While on a trip this week, I got a notice (on the Windows side) that Windows 10 was ready to download as a free update to the Windows 7 I had installed. Having done a flawless upgrade of my main desktop to Windows 10, I unhesitatingly clicked “Upgrade”, and an hour or so later, I was staring at the Windows 10 login screen on my newly upgraded laptop. “Press Ctrl+Alt+Delete to Login” it instructed…
I pressed it. Nothing happened. Pressed it again.. three times.. a dozen times… nothing. Rebooted. Powered the machine off. Let it wait for a while. Switched to the Mac side. Switched back. (At least I knew that the keyboard was sorta-working, as it recognized the Alt/Option key for switching boot partitions). But everytime I got to the Windows login screen, I was SOL.
After my trip, I plugged in an external keyboard and it instantly got past the login screen. I installed updates to Windows 10 but when I rebooted, the same problem persisted. What the devil was going on?
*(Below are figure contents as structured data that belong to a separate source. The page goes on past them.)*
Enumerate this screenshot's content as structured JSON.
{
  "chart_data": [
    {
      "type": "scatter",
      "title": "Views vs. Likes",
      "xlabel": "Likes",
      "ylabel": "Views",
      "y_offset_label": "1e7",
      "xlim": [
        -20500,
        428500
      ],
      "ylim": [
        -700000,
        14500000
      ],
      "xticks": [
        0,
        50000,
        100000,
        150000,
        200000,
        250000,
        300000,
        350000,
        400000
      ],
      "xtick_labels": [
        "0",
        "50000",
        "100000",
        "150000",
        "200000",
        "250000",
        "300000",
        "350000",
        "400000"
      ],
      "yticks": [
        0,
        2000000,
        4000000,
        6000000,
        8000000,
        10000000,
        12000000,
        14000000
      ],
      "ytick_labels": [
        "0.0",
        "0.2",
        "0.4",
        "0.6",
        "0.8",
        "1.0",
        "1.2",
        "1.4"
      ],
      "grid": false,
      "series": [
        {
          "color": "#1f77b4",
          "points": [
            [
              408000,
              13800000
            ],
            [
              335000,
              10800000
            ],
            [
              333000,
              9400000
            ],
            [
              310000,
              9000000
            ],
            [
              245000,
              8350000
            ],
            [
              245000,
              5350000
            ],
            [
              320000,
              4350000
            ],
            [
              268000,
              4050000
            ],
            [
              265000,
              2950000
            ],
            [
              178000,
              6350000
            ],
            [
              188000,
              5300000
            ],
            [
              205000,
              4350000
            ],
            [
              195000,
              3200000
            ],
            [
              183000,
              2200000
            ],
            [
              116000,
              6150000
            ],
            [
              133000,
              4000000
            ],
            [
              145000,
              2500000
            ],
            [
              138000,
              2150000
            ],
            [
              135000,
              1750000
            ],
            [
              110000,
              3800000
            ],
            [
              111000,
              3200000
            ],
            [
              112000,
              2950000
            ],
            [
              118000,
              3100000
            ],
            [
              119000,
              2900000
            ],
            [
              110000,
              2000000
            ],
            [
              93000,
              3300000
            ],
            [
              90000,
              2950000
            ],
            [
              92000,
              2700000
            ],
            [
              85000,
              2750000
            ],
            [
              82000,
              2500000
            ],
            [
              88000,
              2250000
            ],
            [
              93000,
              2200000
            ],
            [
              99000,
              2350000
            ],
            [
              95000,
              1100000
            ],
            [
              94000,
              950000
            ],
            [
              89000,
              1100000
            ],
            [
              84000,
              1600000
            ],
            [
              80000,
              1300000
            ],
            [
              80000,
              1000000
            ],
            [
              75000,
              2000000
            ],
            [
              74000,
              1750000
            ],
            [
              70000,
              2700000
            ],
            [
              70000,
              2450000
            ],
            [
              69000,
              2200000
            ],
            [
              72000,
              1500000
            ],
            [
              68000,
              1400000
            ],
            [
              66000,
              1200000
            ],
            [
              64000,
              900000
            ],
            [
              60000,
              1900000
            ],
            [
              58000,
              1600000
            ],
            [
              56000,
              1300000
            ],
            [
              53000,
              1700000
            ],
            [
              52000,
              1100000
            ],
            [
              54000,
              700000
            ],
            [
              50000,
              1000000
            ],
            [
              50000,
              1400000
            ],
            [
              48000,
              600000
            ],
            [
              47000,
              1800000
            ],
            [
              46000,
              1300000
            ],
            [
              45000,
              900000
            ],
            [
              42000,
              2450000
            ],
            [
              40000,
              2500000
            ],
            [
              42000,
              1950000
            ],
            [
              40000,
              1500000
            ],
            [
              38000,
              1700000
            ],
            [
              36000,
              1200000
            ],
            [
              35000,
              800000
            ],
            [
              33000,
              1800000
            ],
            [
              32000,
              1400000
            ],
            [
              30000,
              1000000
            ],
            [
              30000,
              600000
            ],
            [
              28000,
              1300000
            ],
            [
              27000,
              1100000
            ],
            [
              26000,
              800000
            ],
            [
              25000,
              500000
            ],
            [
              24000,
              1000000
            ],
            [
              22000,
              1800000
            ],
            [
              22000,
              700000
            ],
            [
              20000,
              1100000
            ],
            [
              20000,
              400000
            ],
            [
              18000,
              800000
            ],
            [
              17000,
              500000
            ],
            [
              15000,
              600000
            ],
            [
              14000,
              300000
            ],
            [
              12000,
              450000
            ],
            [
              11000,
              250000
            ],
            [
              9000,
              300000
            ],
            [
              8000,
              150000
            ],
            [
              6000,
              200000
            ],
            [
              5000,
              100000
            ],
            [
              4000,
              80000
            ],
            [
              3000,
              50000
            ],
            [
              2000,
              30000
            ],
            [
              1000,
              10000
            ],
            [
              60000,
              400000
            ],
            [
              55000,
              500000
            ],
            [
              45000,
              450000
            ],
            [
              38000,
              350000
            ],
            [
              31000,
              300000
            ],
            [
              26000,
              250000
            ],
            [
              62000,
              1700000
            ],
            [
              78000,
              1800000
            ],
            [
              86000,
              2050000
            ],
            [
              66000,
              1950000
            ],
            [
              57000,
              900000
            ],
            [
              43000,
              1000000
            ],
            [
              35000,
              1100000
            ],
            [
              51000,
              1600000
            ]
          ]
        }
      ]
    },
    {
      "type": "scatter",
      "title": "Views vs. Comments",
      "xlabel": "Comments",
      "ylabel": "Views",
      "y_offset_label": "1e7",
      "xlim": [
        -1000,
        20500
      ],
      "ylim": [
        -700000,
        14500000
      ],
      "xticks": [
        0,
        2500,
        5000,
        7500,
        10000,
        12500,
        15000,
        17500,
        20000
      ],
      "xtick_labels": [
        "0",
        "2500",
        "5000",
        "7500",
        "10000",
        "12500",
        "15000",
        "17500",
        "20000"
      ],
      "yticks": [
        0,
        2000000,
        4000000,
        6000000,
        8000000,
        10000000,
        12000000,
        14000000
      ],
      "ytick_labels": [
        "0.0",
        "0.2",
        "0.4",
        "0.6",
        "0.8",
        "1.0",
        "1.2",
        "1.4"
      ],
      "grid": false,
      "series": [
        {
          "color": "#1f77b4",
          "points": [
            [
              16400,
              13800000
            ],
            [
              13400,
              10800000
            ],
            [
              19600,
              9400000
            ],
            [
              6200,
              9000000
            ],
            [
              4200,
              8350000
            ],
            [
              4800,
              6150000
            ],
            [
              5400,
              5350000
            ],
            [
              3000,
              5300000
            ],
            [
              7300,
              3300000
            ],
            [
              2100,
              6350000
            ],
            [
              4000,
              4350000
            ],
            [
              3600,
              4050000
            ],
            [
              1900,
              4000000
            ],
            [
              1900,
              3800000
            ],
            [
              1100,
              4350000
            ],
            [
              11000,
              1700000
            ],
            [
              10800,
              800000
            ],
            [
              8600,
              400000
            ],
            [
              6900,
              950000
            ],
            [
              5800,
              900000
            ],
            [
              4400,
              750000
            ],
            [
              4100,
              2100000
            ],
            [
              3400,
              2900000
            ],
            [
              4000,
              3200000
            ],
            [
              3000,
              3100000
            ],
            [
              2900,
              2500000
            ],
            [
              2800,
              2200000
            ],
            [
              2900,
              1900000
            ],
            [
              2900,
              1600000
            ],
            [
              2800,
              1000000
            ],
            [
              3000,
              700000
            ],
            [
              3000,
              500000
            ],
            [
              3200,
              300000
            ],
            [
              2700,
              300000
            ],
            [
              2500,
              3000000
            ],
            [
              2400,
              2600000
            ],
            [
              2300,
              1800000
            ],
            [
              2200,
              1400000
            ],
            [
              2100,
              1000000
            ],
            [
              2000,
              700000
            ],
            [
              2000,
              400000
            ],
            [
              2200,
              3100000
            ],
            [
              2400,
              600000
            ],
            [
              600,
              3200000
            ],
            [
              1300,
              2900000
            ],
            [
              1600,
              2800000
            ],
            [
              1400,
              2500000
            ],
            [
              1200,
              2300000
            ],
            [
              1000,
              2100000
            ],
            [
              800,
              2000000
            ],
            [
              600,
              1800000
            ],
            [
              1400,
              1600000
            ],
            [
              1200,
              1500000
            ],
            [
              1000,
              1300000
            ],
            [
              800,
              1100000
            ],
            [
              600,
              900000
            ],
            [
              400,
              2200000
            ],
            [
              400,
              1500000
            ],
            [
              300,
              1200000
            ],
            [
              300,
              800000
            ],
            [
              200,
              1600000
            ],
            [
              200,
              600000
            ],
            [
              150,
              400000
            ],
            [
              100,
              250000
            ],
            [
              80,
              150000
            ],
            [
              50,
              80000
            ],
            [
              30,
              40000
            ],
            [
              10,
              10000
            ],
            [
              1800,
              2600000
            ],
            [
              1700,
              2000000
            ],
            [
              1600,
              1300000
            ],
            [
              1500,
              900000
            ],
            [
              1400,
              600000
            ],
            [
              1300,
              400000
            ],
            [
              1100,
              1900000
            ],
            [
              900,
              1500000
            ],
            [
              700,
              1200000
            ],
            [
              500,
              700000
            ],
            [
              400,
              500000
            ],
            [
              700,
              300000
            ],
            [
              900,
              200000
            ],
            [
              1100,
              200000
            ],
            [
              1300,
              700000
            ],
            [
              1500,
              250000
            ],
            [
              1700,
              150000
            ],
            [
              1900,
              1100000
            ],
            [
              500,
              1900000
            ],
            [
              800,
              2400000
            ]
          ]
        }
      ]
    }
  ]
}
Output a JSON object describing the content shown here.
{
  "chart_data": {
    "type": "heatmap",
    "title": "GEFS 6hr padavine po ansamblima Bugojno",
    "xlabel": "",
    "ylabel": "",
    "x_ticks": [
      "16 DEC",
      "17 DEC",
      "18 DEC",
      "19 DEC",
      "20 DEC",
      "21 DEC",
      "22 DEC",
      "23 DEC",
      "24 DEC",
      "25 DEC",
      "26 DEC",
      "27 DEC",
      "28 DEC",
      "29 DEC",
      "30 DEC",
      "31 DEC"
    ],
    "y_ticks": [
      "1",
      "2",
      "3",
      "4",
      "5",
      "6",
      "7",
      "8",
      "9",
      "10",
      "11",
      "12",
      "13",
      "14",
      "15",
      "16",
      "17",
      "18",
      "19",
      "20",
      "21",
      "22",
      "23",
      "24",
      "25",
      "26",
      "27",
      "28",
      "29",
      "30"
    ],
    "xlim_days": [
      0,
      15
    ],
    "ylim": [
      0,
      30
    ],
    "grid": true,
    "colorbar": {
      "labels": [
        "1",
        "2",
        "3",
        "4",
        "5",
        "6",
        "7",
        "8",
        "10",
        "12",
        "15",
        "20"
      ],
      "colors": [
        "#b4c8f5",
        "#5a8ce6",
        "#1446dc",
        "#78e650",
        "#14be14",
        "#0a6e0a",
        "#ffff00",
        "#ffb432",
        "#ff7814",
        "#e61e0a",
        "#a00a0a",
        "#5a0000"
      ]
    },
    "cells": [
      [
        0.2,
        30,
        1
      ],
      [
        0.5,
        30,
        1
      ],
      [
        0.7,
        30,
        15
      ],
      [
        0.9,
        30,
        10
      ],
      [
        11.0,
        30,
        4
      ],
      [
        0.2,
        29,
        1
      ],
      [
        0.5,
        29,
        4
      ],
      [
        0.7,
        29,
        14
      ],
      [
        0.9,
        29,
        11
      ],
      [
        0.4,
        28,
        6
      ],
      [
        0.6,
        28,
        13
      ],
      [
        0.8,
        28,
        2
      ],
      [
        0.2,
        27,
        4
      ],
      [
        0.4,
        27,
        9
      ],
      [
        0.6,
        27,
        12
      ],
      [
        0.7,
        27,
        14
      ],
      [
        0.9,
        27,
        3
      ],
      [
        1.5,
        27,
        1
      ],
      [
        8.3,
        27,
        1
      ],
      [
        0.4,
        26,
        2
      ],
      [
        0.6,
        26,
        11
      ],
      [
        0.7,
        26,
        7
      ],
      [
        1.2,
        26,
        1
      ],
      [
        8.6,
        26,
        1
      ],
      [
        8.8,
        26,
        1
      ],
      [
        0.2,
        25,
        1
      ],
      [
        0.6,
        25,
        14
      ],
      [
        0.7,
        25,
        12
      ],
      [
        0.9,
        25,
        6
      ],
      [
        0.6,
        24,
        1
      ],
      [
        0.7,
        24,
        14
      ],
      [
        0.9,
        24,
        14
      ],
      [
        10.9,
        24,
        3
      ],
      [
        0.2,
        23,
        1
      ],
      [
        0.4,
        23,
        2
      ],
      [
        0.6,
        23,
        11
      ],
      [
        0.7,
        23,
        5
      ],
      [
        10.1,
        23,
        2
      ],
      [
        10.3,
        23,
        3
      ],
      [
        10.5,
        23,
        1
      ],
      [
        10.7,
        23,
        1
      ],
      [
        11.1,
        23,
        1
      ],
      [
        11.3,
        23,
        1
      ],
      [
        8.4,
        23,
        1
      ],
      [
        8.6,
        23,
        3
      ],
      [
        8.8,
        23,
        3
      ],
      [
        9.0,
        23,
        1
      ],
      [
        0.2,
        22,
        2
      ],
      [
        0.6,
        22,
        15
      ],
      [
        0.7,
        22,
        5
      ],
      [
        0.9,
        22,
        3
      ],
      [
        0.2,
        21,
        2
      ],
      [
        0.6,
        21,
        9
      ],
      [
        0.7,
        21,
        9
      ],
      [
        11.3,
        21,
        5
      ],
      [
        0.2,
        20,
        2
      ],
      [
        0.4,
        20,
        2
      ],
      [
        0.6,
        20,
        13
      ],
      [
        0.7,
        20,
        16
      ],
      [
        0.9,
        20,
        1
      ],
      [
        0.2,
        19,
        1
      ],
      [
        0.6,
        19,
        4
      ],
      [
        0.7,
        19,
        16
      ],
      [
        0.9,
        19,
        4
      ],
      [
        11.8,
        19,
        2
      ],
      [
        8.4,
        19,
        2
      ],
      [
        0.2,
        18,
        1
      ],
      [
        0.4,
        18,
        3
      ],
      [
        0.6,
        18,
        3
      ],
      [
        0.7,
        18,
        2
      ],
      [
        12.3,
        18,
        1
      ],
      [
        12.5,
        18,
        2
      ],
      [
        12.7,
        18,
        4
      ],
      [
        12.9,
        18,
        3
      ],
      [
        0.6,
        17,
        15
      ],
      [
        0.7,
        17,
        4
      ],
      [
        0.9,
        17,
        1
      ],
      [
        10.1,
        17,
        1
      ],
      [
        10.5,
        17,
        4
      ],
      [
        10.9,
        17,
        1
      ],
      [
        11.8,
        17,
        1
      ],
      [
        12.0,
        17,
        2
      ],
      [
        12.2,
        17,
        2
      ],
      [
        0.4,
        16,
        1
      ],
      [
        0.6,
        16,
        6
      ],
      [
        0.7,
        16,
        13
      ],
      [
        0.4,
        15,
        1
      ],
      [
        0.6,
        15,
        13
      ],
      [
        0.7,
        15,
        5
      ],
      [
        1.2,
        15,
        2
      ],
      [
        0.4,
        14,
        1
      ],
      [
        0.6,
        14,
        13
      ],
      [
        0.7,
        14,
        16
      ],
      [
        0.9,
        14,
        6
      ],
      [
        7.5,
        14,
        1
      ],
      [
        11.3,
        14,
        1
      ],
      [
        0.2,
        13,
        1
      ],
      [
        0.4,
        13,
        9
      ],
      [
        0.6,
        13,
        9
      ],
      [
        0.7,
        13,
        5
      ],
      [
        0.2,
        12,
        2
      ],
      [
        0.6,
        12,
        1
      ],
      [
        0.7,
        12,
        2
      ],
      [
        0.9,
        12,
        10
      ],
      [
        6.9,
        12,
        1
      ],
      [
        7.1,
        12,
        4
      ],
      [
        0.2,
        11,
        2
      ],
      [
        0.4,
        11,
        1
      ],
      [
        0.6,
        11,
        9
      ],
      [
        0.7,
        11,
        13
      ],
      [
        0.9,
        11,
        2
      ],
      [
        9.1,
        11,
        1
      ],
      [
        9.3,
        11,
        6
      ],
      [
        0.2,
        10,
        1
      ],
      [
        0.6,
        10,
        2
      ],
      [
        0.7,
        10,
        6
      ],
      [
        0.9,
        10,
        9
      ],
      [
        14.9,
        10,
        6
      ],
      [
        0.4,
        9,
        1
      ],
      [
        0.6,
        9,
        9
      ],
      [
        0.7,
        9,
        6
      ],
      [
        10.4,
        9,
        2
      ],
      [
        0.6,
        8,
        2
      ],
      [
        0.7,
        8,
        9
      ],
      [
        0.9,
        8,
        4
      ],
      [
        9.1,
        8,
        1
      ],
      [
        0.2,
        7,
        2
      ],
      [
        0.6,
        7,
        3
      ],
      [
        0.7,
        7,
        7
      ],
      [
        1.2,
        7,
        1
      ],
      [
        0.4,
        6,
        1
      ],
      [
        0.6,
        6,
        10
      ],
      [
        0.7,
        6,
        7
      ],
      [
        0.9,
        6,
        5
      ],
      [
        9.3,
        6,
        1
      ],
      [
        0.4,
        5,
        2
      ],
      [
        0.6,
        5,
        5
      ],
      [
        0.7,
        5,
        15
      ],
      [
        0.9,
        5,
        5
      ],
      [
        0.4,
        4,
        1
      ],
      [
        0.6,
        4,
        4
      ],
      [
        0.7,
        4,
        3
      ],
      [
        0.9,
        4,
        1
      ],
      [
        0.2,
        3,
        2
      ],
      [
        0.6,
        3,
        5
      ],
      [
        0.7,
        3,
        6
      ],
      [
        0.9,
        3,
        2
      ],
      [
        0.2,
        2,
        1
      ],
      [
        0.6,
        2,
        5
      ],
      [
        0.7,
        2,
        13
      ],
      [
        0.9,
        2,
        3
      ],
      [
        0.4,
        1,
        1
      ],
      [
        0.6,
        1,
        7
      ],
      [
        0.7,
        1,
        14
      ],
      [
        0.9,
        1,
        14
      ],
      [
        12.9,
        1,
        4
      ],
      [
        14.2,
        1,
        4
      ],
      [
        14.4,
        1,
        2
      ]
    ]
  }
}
Turns out, the Apple keyboard drivers that came with Boot Camp got deactivated or otherwise messed with by the upgrade, so it was unable to handle the delete key in the upper-right of the built-in keyboard (most likely treating it as backspace instead).
The workaround: To hit Command-U at the login to activate the accessibility settings and use the onscreen virtual keyboard to trigger a Ctrl-Alt-Delete.
The fix: Boot back over to the Mac side, go to the Utilities folder and launch Boot Camp assistant. Download the (sorta) latest drivers.* onto a USB thumb drive. Then boot back over to Windows, pull the virtual keyboard trick to log in, then run the setup program on the flash drive to repair the drivers. Reboot, and all is well.
Hope this helps someone!
*It actually installs drivers from 2014, but attempting to directly download the Boot Camp 5.1xxx drivers from the Apple site results in an installer that refuses to run on this machine–even though it was specifically listed among the supported machines on the Apple site).